Tourette’s syndrome (TS) is a disorder in which individuals randomly but repeatedly exhibit stereotyped behavior (tics) of any part of the body, including the phonic (sound production) apparatus.
The first case of Tourette’s syndrome was diagnosed in 1825 by a French physician and neurologist, Georges Gilles de la Tourette. Affected individuals commonly describe an irresistible “urge” that is relieved when the tic occurs. Attempts to suppress expression of tics are usually only transiently successful. Such movements may be simple or complex and may include socially inappropriate behavior.
The onset of TS occurs before the age of 18 years. The mean age at onset of symptoms is about 5 years, and the greatest tic severity occurs at approximately 10 years of age prevalence rates as high as 1% to 2%. It is more common in males than females.
An association of TS with comorbid psychiatric disorders in pediatric patients is well described, including attention-deficit/hyperactivity disorder, obsessive-compulsive disorder (OCD), depression and anxiety.
The etiopathology of TS is not yet clear. Genetic transmission is well documented.
Some investigators have emphasized a possible role of infections and immune response in the development of TS and other “PANDAS” (pediatric autoimmune neuropsychiatric disorders associated with streptococcal infection) but this is not likely to be a major causative factor in most cases of TS.
The anatomic and physiologic substrate has long been believed to involve the basal ganglia and the Cortico-striato-pallido-thalamo-cortical (CSPTC) loop have revealed various abnormalities of the basal ganglia and frontal cortex.
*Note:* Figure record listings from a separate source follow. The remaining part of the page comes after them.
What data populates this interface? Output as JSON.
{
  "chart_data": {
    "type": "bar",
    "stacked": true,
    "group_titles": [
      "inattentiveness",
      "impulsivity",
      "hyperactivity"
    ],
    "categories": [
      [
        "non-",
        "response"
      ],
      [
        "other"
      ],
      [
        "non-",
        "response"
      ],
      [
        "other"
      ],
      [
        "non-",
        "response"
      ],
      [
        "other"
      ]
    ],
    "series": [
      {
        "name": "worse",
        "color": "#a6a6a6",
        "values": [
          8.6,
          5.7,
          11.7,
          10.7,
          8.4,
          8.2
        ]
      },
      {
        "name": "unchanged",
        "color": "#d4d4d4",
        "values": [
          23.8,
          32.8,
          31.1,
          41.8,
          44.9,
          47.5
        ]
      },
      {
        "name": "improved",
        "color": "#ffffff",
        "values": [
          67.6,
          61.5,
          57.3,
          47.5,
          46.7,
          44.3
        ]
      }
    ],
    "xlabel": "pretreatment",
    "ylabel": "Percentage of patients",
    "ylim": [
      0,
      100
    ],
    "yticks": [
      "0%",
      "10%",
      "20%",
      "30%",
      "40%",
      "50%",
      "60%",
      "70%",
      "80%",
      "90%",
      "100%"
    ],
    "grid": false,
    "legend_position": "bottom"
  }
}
Tics are any sudden, rapid, recurrent, nonrhythmic, involuntary actions or vocalizations. There are two types:
- Motor tics
- Vocal tics
Any involuntary, rapid and sudden movements E,g.. Eye blinking, head swaying, foot tapping, shoulder shrugging, Pulling clothes, punching, kicking etc. They may be simple or complex.
Simple motor tics
- Involve single muscle or functionally related group of muscles
- Fast and brief, lasting <1 sec
- May occur in bouts of rapid succession
Complex motor tics
- Involve more muscle groups
- Sequentially and/or simultaneously produced movements
- May appear purposeful
Any involuntary, rapid, sudden vocalizations. They are any tics that involve the larynx, tongue, throat, sinuses, or mouth. E.g. Grunting, snorting, clicking, coughing, sniffing, meaningless shouts, repeating words etc. They may be simple or complex.
Simple phonic tics- Single, meaningless sound or noise
Complex phonic tics- Linguistically meaningful utterances and verbalizations
Tics tend to worsen during stress, excitement, boredom, fatigue and ease during relaxation, sleep or when the patient is absorbrd in some activity.